The San Francisco Chronicle queried police in the state’s 10 most populous cities and could not find another instance of screening for sexual assault victims.
Legal experts told the newspaper the inquiry is odd and potentially problematic, but there is disagreement over whether it’s illegal.
Oakland police officials said a candidate would not be denied a position for being a sexual assault victim. Officials said they want the information so they can review police reports in which applicants may appear.
The release form has been in use since at least 2011, well before the #MeToo revolution that started a year ago with accusations against film producer Harvey Weinstein.
The question comes up when recruits sign and get notarized a form that allows the Police Department to conduct a background check on them to determine suitability. The form authorizes, for example, the release of educational transcripts, credit history and local criminal history information, “including if I have been a victim of sexual assault.”
Oakland Police Officer Marco Marquez said the department’s background investigators are “interested in every police report that an applicant might appear in,” including whether the person was a suspect, witness or victim.

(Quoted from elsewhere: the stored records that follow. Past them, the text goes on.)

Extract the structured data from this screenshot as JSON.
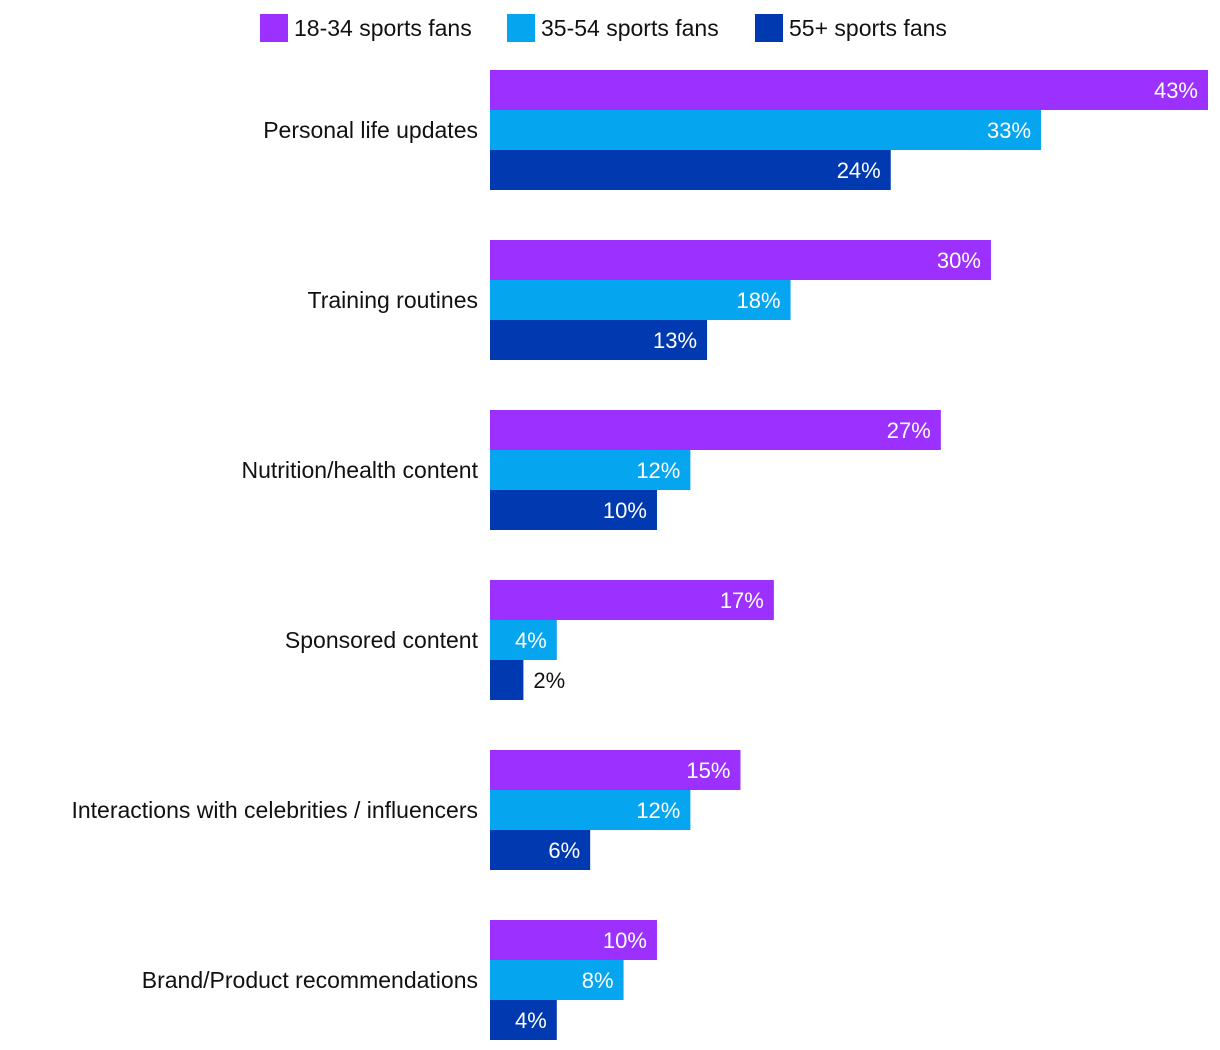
{
  "chart_data": {
    "type": "bar",
    "orientation": "horizontal",
    "categories": [
      "Personal life updates",
      "Training routines",
      "Nutrition/health content",
      "Sponsored content",
      "Interactions with celebrities / influencers",
      "Brand/Product recommendations"
    ],
    "series": [
      {
        "name": "18-34 sports fans",
        "color": "#9B30FF",
        "values": [
          43,
          30,
          27,
          17,
          15,
          10
        ],
        "labels": [
          "43%",
          "30%",
          "27%",
          "17%",
          "15%",
          "10%"
        ]
      },
      {
        "name": "35-54 sports fans",
        "color": "#06A5F0",
        "values": [
          33,
          18,
          12,
          4,
          12,
          8
        ],
        "labels": [
          "33%",
          "18%",
          "12%",
          "4%",
          "12%",
          "8%"
        ]
      },
      {
        "name": "55+ sports fans",
        "color": "#0039B0",
        "values": [
          24,
          13,
          10,
          2,
          6,
          4
        ],
        "labels": [
          "24%",
          "13%",
          "10%",
          "2%",
          "6%",
          "4%"
        ]
      }
    ],
    "value_unit": "%",
    "xlim": [
      0,
      43
    ],
    "grid": false,
    "legend_position": "top"
  }
}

But questions about an applicant being a witness or suspect are not asked, the newspaper said.
The Oakland application practice is “inexcusable,” said retired Portland, Oregon, Police Chief Penny Harrington, the first woman to lead a major city police force.
“There’s absolutely no reason to be doing that,” said Harrington, who founded the National Center for Women and Policing. “I can’t imagine why they would need to know that information, except as a way to wash out women.”
Professor Joan Williams, an expert on employment law and sex discrimination at the University of California, Hastings College of the Law, called the disclosure requirement “clearly illegal.”
“The stereotype is that women who have been sexually assaulted turn into raging ids and tear machines and could never be objective again,” she said.
Deborah Rhode, a Stanford Law School professor who studies equal protection and sex discrimination, disagrees that the question is illegal, saying it’s posed to men and women.
But she too finds the disclosure request puzzling.
“I don’t know if the assumption is that someone who’s been a victim can’t be objective,” she said.
The newspaper reported that representatives of police departments in San Francisco, San Jose, Sacramento, Los Angeles, Bakersfield, Anaheim and Santa Ana said they do not ask applicants to disclose whether they are sexual assault victims.
Representatives for Oakland Mayor Libby Schaaf and Oakland Police Department did not immediately respond to AP’s request for comment on Sunday.